*25 Peserta KTNA Asal OKU Timur Ikut PENAS ke XVII di Gorotalo*

Redaksi
Oleh Redaksi Diterbitkan 15 Juni 2026, 14:46 WIB

 

*OKU Timur*
Di tengah tantangan pertanian yang terus berubah, belajar menjadi kebutuhan, bukan lagi pilihan. Perubahan iklim, perkembangan teknologi, meningkatnya biaya produksi, hingga tuntutan menjaga ketahanan pangan membuat petani dituntut terus beradaptasi agar mampu meningkatkan produktivitas dan kesejahteraan.

Petani tidak cukup hanya mengandalkan pengalaman yang dimiliki hari ini. Mereka membutuhkan akses terhadap pengetahuan baru, teknologi tepat guna, serta kesempatan untuk mempelajari praktik-praktik terbaik yang telah berhasil diterapkan di berbagai daerah.

Atas dasar itulah, Kontingen Kontak Tani Nelayan Andalan (KTNA) Kabupaten OKU Timur akan mengikuti Pekan Nasional (PENAS) KTNA XVII di Provinsi Gorontalo pada 20-25 Juni 2026.

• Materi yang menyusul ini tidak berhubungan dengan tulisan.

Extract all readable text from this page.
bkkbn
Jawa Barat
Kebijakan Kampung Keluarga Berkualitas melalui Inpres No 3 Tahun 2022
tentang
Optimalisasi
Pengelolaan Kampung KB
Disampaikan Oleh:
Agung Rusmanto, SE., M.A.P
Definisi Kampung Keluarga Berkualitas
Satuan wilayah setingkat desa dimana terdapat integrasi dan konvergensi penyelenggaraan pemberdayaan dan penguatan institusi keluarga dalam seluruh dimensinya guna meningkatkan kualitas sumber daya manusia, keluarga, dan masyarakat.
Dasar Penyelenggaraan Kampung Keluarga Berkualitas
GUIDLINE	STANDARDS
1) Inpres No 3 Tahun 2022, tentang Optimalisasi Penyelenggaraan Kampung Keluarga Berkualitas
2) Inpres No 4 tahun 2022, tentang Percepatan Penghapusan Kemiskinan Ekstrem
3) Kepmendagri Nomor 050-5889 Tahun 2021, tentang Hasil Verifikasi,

Keikutsertaan tersebut menjadi bagian dari upaya memperkuat kapasitas petani, peternak, pelaku perikanan, dan penyuluh agar mampu menjawab tantangan sektor pangan yang semakin dinamis.
Target utamanya bukan berapa banyak peserta yang berangkat, melainkan berapa banyak pengetahuan, inovasi, dan pengalaman yang dapat dibawa pulang untuk diterapkan dalam pengembangan sektor pertanian, peternakan, dan perikanan di OKU Timur.

Bupati OKU Timur Ir. H. Lanosin, M.T., M.M., menegaskan bahwa keikutsertaan kontingen bukan sekadar menghadiri kegiatan nasional, melainkan kesempatan untuk menyerap inovasi, memperluas jejaring, dan membawa pulang pengalaman yang dapat memberikan manfaat nyata bagi masyarakat.

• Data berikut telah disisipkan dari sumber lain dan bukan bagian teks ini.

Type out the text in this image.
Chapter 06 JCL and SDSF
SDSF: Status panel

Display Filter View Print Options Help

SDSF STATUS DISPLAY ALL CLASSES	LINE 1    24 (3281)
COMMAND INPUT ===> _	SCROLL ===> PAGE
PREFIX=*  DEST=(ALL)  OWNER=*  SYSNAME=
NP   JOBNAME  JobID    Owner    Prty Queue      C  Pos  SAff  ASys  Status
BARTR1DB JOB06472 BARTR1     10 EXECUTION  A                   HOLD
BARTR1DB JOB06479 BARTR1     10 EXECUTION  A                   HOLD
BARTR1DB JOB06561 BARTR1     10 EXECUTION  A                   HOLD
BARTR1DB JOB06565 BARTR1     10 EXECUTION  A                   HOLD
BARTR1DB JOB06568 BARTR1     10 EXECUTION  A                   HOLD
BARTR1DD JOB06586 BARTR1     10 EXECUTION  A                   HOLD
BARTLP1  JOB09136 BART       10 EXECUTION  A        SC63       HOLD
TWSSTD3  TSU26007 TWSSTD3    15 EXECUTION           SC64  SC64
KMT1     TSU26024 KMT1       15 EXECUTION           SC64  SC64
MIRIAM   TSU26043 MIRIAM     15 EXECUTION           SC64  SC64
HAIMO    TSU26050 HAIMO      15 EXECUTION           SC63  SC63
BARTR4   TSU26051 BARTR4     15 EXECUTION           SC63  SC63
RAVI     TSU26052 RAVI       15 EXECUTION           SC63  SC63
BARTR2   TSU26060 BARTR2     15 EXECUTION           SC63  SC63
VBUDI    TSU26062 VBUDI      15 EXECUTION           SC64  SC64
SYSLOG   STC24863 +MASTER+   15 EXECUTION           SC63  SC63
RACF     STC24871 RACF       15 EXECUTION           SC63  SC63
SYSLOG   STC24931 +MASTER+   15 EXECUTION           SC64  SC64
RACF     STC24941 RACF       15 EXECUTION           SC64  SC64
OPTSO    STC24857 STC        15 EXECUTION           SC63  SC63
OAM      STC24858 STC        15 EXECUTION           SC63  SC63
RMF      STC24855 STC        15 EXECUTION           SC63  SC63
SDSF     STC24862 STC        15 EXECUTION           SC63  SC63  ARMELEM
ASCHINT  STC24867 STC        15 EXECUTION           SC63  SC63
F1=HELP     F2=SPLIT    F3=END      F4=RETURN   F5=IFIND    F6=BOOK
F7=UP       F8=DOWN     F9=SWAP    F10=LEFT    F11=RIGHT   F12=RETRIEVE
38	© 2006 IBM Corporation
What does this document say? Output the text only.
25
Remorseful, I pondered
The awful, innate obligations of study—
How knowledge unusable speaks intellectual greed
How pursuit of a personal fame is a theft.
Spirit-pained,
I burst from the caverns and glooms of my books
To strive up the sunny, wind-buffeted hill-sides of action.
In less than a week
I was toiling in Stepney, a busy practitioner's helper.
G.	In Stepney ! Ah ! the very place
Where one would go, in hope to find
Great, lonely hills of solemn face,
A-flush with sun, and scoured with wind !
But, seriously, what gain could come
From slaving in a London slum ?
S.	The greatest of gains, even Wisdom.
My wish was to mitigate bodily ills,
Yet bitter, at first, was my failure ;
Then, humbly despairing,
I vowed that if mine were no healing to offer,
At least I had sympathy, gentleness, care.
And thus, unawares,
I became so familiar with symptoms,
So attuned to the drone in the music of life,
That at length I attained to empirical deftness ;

“Jangan merasa cukup dengan apa yang kita miliki hari ini. Melalui kegiatan seperti ini kita harus banyak belajar, mendengar pengalaman daerah lain, dan membuka diri terhadap berbagai masukan yang dapat membantu meningkatkan kualitas sektor pertanian, peternakan, dan perikanan di OKU Timur,” ujarnya saat melepas kontingen di Halaman Pemkab OKU Timur, Senin, 15 Juni 2026.

Menurut Bupati, setiap daerah memiliki pengalaman dan inovasi yang berbeda. Melalui PENAS KTNA, para peserta dapat melihat langsung berbagai praktik baik yang telah berhasil diterapkan di daerah lain, kemudian menyesuaikannya dengan kondisi dan kebutuhan masyarakat di OKU Timur.

Penulis: Redaksi

Dilarang keras mengambil konten, melakukan crawling atau pengindeksan otomatis untuk AI di situs web ini tanpa izin tertulis dari Redaksi Sorotkamera.id.

Berita Terkait

  • Belum ada berita terkait.

Belum ada diskusi untuk artikel ini.

Kolom komentar telah dinonaktifkan.

error: Content is protected !!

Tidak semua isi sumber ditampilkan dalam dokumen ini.